One of the Utah Jazz cheerleaders works at my office by day. I’ve never asked or been told an exact number, but she’s very clear on the point that their pay isn’t a living wage - they all either have day jobs, are students, or live with parents or a spouse - and once you factor in rehearsal time, is probably pretty close to minimum wage.

I can’t imagine a scenario in which it makes sense for the teams or the NFL to allow this to be a drown out court battle. My guess is that most of the cheerleaders are doing it to gain exposure and contacts; much like an aspiring professional would work as an intern - so the pay rate did not become an issue. I would guess that they will double or triple the per game pay rate to comply with minimum wage laws and avoid all the negative publicity and legal fees.

Considering the huge amounts of money swirling around NFL football, it seems really stupid for the NFL, or for the individual teams, to put themselves in a position where arguments about whether prominent people like cheerleaders are getting paid minimum wage could ever come up.

Not really.

You don’t think an organization worth hundreds of millions of dollars with a payroll and accounting department and hundreds of employees with all kinds of different compensation plans, and, yes, likely a lot more part-time seasonal, temp, and contract workers isn’t already adequately equipped to pay cheerleaders by the hour?
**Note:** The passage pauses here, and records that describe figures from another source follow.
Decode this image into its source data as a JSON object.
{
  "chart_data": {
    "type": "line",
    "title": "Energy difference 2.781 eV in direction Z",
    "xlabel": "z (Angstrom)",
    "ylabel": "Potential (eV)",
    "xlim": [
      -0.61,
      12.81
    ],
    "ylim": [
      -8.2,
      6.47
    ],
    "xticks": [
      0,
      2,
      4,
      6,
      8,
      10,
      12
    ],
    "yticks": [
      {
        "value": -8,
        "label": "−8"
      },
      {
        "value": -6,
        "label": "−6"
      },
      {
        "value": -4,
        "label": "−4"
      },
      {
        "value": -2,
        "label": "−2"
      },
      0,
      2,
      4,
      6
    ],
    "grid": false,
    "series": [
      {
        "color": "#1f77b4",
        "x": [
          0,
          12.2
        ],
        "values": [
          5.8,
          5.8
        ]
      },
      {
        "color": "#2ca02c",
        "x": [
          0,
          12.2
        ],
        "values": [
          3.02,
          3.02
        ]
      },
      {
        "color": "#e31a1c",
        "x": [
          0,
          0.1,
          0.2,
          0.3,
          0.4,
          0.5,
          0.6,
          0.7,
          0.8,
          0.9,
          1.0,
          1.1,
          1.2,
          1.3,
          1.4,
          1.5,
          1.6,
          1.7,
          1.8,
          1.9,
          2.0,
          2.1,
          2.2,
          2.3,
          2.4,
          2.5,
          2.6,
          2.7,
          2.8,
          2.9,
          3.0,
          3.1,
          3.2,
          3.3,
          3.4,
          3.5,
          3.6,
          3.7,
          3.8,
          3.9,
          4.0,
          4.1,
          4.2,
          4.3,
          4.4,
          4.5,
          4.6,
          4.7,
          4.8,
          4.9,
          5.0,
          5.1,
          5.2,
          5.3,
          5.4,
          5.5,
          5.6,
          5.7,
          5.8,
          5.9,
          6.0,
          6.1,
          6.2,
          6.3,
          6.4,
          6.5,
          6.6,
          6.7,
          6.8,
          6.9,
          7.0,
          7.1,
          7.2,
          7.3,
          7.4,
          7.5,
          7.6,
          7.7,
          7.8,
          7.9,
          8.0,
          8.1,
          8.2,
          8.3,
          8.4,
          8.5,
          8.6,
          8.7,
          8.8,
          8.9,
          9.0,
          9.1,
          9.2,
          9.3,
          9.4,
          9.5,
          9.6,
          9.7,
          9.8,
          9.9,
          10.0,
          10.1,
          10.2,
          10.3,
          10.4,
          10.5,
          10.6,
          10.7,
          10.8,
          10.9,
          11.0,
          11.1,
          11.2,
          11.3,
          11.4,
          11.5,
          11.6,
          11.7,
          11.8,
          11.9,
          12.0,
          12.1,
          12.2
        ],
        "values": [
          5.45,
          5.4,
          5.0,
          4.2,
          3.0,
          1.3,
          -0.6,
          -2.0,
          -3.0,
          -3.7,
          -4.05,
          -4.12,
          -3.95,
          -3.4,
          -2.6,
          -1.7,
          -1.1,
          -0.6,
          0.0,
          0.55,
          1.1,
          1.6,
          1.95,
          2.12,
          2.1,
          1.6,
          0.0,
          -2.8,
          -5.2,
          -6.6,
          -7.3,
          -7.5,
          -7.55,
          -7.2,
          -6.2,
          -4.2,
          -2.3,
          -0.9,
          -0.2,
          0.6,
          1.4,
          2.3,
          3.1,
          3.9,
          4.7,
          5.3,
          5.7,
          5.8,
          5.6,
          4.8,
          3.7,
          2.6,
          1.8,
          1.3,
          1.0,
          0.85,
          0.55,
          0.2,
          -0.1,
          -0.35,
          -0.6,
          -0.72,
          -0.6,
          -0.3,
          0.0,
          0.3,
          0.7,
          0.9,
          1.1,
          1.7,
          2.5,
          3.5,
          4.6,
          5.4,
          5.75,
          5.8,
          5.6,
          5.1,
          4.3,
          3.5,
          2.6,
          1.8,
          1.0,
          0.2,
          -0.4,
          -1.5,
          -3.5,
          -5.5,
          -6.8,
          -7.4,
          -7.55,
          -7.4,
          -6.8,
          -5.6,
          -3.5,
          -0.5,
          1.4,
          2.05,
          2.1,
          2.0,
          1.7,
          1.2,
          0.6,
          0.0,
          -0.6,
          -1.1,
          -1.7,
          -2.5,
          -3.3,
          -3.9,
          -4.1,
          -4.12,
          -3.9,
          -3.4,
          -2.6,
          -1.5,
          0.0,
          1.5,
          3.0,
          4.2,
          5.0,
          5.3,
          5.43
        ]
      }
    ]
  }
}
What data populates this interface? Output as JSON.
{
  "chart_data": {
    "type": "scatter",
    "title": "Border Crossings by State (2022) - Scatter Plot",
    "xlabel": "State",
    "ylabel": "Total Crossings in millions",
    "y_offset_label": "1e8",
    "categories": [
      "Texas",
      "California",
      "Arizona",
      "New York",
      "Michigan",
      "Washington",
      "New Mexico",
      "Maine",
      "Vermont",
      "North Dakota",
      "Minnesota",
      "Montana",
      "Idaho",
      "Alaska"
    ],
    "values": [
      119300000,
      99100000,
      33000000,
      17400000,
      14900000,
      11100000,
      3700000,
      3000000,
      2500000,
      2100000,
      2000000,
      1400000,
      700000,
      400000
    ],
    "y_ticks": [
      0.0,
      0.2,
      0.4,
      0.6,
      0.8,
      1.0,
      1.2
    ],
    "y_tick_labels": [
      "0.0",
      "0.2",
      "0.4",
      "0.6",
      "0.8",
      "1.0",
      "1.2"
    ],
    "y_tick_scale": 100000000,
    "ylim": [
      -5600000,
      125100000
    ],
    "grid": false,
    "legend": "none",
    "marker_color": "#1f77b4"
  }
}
The question, I think, is just what they’re technically paid and required to do. The team could probably argue that the work for which they’re actually paid is just their time at the game itself, and by that standard, $125 for a few hours of work isn’t a bad rate at all. The rehearsals, they could argue, are necessary to maintain fitness for the job, but are not part of the job itself, and if a hypothetical cheerleader were able to perform up to standards with less or no rehearsal, she would still be paid the same amount.

Charity appearances might be de facto required, but are probably officially voluntary, and enforced only through unofficial channels. The calendars, though, are more problematic: You’d think they’d at least have to be paid for their time modelling, if not some cut of the profits.

These questions aren’t as difficult as they seem. I’m no expert on employment law, but the federal labor law has a lot to say about employers’ trying to pretend that work isn’t really work.

Yes imagine tracking every minute of every work day, just like I have to do for all of my employees now. :dubious:
What is the problem?

The suit is in California. I am a manager over other people in the state of California. Based on my somewhat lacking, but functional knowledge of California employment laws I predict that it won’t go well for the Raiders and the NFL.

I had noticed that, too; and that, to a great extent, helps owners get away with it. With the probable exception of the iconic Cowgirls the cheer squad gets little if any national air time. Could be because the networks want to avoid some Parents’ League type writing letters denouncing that when the games get slow they cut to "hey, check out THESE ‘tight ends’ "; they need to keep up the family friendly image, y’know, better show a couple more slo-mo replays of that last traumatic head injury. But since the cheerleaders do not much influence TV money and usually there is a plentiful enough pool of applicants, owners feel justified in treating them just a smidge above unpaid interns, with the resumé-building being the main compensation.

Thing with that is, then you can have a situation in which her participation in those "technically not mandatory but really expected " activities will influence who gets selected to the starting squad next week and to the calendar this year, making them constructively part of the work requirements. So maybe you can say, no payment to train and practice, but if you’re expected or “strongly encouraged” to make public appearances representing the brand? Then that should be paid. Doesn’t have to be wages, can be per-event fees still.

Simpsons did it.

No, really: they did an episode a few months ago about Lisa encouraging cheerleaders to go on strike. I wonder if this labor dispute has been brewing for a while or if it’s just a coincidence.